Plus loin avec les passes : les passes dangereuses

Crédits : François Denat / CulturePSG.com

Très souvent, l’utilisation des statistiques dans le football se concentre sur les tirs (et les buts qui en découlent), ce qui est logique quand on veut analyser le résultat d’un match qui est énormément influencé par ces facteurs. De nombreux articles ont été écrit et il existe maintenant de nouvelles statistiques, comme les Expected Goals, qui permettent d’approfondir le sujet.

A côté de ça, beaucoup moins de choses ont été écrites sur les passes et peu de statistiques liées à celles-ci sont utilisées régulièrement en dehors des passes clés. Je reprends donc cette série d’articles sur de nouvelles statistiques dérivées des passes.
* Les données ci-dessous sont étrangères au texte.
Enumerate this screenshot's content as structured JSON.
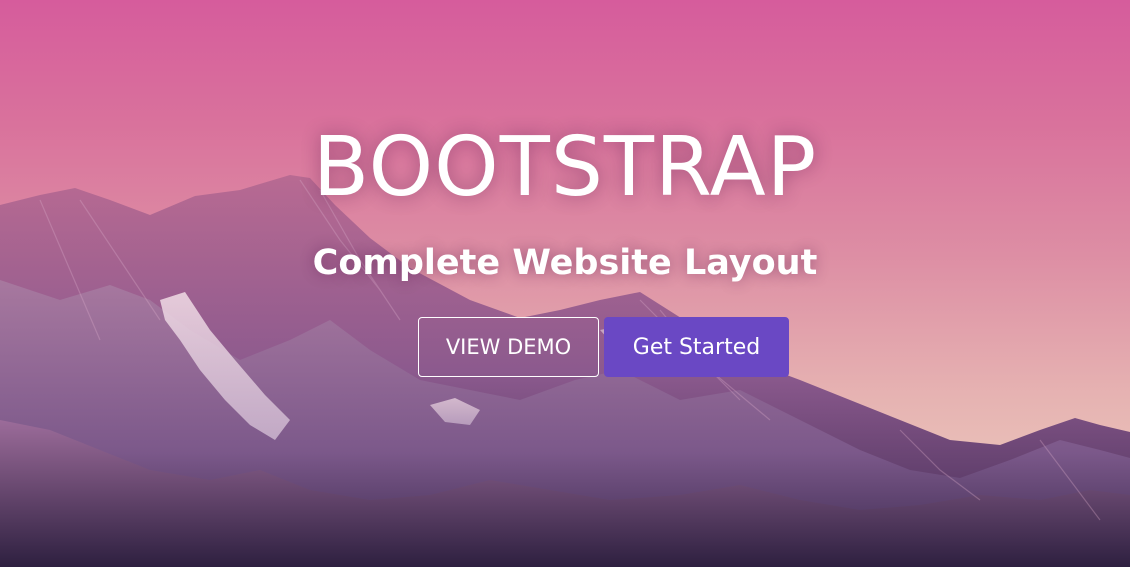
{
  "hero": {
    "title": "BOOTSTRAP",
    "subtitle": "Complete Website Layout",
    "buttons": {
      "view_demo": "VIEW DEMO",
      "get_started": "Get Started"
    }
  },
  "colors": {
    "sky_top": "#d65c9c",
    "sky_bottom": "#efd4c2",
    "primary_button": "#6a48c4",
    "text": "#ffffff"
  }
}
Le premier article de cette “série” date de 2015 et je n’ai pratiquement pas changé le texte d’intro. Pourtant, le paysage de l’analyse statistique a bien évolué ces 4 dernières années mais, dans la sphère publique, les passes demeurent le parent pauvre des stats.

Définition

Nous allons donc parler aujourd’hui des passes dangereuses, un nom pas ouf qui cache des informations vraiment intéressantes.

Commençons par expliquer ce que c’est : je définis une passe dangereuse comme une passe réussie se terminant dans un rayon de 30m des buts adverses et commençant à l’extérieur de celui-ci. Le but est donc d’identifier les passes qui permettent de mettre l’équipe en position de frappe.

Pourquoi un rayon de 30m ? Parce que ça permet d’englober la surface mais également la zone dans l’axe et à l’entrée de la surface d’où viennent beaucoup d’occasions dangereuses. Le graphique ci-dessous représente les points d’arrivée des passes dangereuses de ces deux dernières saisons et permet de bien visualiser ce fameux rayon.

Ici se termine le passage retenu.